Roosmarijn Emmering, another expat coach and a managing partner with Nomad Expat Coaching -- which has operations in New Delhi, Singapore and Amsterdam -- said her clients more or less were the same with similar sets of problems.

“Moving to Asia is a mind-blowing experience. The life, sounds, the cultural differences can, however, sometimes be overwhelming. We help people by making them aware of their thoughts, beliefs, feelings and behaviors, by taking new perspectives of their situation, making them learn them new skills and stimulating them to try new ways of thinking and behaving,” she says.

Interestingly, Nomad Expat Coaching also provides expats in Delhi an interpretation of Indian attitudes and behaviours. An example in point is what Emmering calls “the completely different take on the word ‘no’ in India”.

“It is a cliché, but not without reason. An Indian ‘no’ can be expressed in many ways, but almost never by saying ‘no’. This can make doing business, in whatever context, quite a challenge for expats who are used to hearing ‘Nos’ differently,” she says.

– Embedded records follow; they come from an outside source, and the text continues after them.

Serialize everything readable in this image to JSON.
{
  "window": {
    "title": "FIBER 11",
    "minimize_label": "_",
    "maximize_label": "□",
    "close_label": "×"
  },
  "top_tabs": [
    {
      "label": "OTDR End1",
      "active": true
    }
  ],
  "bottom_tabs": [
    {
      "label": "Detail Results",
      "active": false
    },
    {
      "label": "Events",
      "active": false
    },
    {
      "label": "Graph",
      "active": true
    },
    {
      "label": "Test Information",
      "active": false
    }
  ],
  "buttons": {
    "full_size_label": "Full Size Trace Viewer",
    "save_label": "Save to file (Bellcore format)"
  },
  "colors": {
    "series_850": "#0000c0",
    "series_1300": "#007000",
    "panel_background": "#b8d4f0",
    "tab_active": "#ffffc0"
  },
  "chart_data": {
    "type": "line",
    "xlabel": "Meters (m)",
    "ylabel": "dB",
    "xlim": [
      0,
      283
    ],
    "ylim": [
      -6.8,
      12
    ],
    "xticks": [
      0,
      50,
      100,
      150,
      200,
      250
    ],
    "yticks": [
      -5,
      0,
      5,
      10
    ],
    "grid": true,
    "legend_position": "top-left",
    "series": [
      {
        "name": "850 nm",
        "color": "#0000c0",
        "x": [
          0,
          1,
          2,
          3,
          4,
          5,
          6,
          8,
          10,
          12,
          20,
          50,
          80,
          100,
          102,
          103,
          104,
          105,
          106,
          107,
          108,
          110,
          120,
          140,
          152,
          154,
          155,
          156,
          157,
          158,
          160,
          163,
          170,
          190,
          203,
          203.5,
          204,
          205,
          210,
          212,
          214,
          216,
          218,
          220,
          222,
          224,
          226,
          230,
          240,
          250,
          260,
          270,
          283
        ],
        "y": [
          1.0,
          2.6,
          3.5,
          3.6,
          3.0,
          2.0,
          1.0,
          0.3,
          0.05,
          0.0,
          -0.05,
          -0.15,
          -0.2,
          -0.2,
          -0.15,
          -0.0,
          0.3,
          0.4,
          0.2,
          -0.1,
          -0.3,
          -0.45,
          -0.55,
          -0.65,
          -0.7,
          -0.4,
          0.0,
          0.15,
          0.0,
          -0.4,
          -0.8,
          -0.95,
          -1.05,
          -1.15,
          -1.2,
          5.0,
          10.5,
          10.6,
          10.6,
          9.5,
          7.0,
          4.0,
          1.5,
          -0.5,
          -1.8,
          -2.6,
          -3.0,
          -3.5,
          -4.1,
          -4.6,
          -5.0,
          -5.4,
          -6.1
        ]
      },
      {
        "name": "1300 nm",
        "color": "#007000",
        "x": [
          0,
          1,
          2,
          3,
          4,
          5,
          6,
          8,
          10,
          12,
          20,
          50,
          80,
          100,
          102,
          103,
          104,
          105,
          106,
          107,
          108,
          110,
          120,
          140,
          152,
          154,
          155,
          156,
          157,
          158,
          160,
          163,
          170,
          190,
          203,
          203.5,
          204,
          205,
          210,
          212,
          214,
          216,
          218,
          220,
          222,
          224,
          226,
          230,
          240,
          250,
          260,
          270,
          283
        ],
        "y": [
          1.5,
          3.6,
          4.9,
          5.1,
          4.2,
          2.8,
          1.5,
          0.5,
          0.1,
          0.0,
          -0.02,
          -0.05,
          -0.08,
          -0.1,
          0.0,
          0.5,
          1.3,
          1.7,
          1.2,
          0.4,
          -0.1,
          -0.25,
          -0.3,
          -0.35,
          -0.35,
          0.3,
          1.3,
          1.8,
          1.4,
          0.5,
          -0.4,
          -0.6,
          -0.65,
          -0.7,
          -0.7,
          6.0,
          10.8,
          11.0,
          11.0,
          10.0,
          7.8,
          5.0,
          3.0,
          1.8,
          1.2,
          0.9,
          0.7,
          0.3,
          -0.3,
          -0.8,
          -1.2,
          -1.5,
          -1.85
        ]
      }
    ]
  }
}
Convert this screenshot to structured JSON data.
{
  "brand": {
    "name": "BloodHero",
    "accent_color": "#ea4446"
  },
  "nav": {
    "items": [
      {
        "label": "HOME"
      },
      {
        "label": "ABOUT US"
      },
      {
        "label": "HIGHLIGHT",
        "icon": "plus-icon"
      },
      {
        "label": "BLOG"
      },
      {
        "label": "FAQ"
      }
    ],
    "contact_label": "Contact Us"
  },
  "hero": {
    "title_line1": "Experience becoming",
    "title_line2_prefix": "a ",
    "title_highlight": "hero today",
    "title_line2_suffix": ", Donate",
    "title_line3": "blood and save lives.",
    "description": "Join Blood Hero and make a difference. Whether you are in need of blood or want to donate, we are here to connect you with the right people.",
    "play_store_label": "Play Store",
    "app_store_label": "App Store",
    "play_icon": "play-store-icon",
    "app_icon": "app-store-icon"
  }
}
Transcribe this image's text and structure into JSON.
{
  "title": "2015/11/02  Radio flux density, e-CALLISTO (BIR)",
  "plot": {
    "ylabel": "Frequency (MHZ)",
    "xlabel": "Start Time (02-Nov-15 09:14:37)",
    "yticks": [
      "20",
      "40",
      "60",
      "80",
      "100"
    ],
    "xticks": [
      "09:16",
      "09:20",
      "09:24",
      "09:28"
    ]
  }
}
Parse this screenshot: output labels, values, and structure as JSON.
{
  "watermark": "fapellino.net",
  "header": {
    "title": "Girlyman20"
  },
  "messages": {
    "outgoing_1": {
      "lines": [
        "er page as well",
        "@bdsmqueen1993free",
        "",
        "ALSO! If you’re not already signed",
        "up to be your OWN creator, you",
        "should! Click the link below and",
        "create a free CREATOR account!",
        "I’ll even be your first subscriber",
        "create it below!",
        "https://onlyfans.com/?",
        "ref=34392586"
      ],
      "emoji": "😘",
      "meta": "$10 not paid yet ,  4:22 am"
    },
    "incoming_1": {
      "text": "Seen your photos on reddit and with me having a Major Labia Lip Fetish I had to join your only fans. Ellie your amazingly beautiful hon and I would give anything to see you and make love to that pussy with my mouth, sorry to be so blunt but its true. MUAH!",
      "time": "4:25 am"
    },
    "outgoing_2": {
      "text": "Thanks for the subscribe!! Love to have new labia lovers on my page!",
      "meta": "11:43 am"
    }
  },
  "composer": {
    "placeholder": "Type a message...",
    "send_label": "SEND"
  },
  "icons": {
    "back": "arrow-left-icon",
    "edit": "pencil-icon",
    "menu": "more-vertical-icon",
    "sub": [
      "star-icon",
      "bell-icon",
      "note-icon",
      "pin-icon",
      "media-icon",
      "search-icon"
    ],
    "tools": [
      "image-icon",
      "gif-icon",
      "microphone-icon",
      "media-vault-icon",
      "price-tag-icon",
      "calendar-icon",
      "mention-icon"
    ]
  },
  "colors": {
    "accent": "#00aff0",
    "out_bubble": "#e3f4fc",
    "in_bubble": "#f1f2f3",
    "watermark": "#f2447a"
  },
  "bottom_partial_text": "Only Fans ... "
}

Emmering says being confronted with poverty on a daily basis is quite a stressful experience.

“Beggars who try to cling on to you when you walk the street or when you are inside the car, waiting for the traffic light to change, seeing newborn babies living on the side of a road, deformed or sick people who you cannot help,” she says.

One of Summers’ clients was an single expat woman, who had to travel a lot both within and about the city. “She was getting increasingly concerned about issues of safety, after recent cases of rapes,” she says.

Lebeaun Alex, a French national who came to Delhi in 2005 and set up a travel company, says the only thing that bothers him in Delhi is the pollution and traffic. “There is a lot of pollution in water and air; otherwise I love Delhi,” says Alex, whose’s company launch the first-of-its-kind Delhi survival guide —The Shanti Delhi Guide.